A l’inverse, le rendement diminue et la valeur nominale du titre peut être réduite à néant lors de la réalisation des sinistres. La titrisation est couramment utilisée en tant qu’alternative à la réassurance traditionnelle.

Les structures alternatives

Elles englobent les pools, les captives et l’auto assurance.

Les facteurs stimulant l’innovation dans l’assurance

Des causes externes ont une influence fondamentale sur l’innovation émanant des assureurs. Il s’agit principalement des cycles tarifaires, du cadre réglementaire, du niveau de la demande ainsi que des avancées technologiques.

  • Les cycles tarifaires
assuance innovation

En période de hausse des prix de l’assurance, les assureurs ne sont pas motivés par la recherche de sources alternatives de revenus. Les solutions traditionnelles leur permettent de remplir leurs objectifs de primes. A l’inverse, lors des cycles baissiers, l’ingéniosité des souscripteurs est stimulée par les marges plus étroites. De nouveaux produits peuvent alors prendre quelques parts de marché additionnelles.

La concurrence intense laisse, néanmoins, aux assurés plus de champ libre pour négocier. Ces négociations portent sur des modifications des polices (élargissement de la couverture, etc). Ceci peut être définit comme des innovations progressives.

  • Le cadre réglementaire

L’impact de la législation sur l’innovation dans l’assurance est primordial. Le rôle important que détient l’assurance dans l’économie et la société fait que les assureurs sont soumis à un encadrement strict de leurs activités par les autorités de contrôle.

Il n’est pas rare que la législation évolue obligeant les sociétés d’assurance à traduire ces développements par des transformations des contrats d’assurance. Les cas les plus fréquents concernent l’assurance RC automobile (notamment dans l’Union Européenne à la suite des directives imposant des limites d’indemnisation minimale) ou pour les catastrophes naturelles (certains pays instaurent des couvertures obligatoires pour certaines catégories de risques).

Dans le premier cas, l’évolution est progressive puisque les changements impliquent uniquement des amendements aux polices existantes alors que dans le second cas l’obligation d’assurance peut aboutir à la création de nouveaux produits.

  • La demande

En assurance, la demande dépend en partie de l’environnement économique, politique et social et de la perception des risques qui en découlent. Des facteurs externes influent donc fortement sur le besoin de couverture des entreprises et particuliers.

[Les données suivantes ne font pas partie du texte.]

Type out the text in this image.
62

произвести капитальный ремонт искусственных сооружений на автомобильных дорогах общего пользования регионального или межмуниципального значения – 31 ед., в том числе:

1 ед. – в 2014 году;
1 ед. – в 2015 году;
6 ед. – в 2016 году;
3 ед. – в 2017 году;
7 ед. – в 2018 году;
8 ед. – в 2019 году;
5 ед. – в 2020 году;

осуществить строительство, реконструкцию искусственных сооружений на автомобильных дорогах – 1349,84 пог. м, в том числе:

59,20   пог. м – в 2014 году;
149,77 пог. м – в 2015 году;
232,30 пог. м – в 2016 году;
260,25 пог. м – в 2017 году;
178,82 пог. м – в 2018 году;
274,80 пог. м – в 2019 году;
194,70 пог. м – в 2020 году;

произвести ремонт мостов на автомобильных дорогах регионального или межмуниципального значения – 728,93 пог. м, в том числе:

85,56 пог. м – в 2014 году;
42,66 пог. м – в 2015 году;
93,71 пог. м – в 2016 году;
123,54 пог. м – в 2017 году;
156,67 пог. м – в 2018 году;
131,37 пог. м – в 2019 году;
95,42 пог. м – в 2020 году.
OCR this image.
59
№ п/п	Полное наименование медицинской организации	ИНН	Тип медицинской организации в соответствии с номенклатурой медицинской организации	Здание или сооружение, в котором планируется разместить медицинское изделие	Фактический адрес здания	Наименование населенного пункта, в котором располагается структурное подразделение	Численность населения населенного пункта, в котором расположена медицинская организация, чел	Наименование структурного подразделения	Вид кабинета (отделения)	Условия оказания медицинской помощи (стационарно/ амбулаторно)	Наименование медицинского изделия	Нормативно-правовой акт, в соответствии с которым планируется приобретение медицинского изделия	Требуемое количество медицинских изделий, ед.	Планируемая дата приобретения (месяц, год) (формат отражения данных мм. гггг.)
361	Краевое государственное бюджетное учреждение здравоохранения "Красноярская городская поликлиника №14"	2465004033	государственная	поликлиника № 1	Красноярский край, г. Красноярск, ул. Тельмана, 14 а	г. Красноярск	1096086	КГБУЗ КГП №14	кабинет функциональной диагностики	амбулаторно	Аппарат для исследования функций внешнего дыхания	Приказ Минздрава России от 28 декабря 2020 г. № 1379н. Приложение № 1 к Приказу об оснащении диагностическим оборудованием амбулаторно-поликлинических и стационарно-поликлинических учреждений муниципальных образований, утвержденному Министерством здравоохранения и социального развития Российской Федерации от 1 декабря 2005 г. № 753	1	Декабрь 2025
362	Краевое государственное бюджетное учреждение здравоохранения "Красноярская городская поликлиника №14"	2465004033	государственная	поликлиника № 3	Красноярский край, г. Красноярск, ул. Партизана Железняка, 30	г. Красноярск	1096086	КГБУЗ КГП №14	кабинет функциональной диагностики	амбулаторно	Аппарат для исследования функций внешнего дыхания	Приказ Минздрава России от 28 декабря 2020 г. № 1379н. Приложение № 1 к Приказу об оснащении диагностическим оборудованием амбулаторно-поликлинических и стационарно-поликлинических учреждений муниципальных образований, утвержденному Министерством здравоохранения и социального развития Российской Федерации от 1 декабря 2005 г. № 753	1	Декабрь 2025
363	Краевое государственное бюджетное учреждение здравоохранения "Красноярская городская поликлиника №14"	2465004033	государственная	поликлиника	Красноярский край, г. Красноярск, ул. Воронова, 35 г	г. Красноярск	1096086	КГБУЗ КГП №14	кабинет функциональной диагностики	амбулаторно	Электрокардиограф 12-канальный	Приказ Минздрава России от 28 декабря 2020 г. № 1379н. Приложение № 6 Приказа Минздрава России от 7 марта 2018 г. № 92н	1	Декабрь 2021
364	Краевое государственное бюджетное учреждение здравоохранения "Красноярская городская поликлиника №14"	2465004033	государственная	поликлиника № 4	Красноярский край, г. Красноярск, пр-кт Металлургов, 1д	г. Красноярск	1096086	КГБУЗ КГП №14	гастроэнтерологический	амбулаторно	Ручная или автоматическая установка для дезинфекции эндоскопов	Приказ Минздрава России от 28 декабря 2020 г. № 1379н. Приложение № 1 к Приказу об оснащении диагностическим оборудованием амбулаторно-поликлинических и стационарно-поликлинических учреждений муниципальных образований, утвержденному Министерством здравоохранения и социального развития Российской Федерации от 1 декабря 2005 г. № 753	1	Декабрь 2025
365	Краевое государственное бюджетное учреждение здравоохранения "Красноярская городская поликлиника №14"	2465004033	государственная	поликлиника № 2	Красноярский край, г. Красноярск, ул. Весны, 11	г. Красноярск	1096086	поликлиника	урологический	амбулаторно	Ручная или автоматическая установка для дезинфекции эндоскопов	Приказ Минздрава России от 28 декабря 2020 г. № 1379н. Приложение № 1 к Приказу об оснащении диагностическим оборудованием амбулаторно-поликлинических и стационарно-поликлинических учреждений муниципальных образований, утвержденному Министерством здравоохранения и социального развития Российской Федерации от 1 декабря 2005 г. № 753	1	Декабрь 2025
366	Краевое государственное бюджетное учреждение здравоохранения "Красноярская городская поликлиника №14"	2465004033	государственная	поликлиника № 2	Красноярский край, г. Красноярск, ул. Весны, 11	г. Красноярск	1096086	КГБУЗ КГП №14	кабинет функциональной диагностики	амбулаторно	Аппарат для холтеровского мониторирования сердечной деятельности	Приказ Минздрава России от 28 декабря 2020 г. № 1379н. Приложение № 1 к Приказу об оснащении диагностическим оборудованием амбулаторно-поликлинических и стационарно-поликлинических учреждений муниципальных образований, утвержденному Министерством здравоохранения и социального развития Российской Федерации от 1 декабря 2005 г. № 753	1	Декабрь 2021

Les changements climatiques et leurs conséquences en termes de sécheresse, inondations ou tempêtes, les risques de soulèvements populaires, l’avènement des énergies propres, etc. sont des risques d’actualité qui font prendre conscience de l’utilité d’être couvert. Ces tendances sont susceptibles d’entrainer la création de nouveaux produits pour répondre à des besoins entièrement nouveaux.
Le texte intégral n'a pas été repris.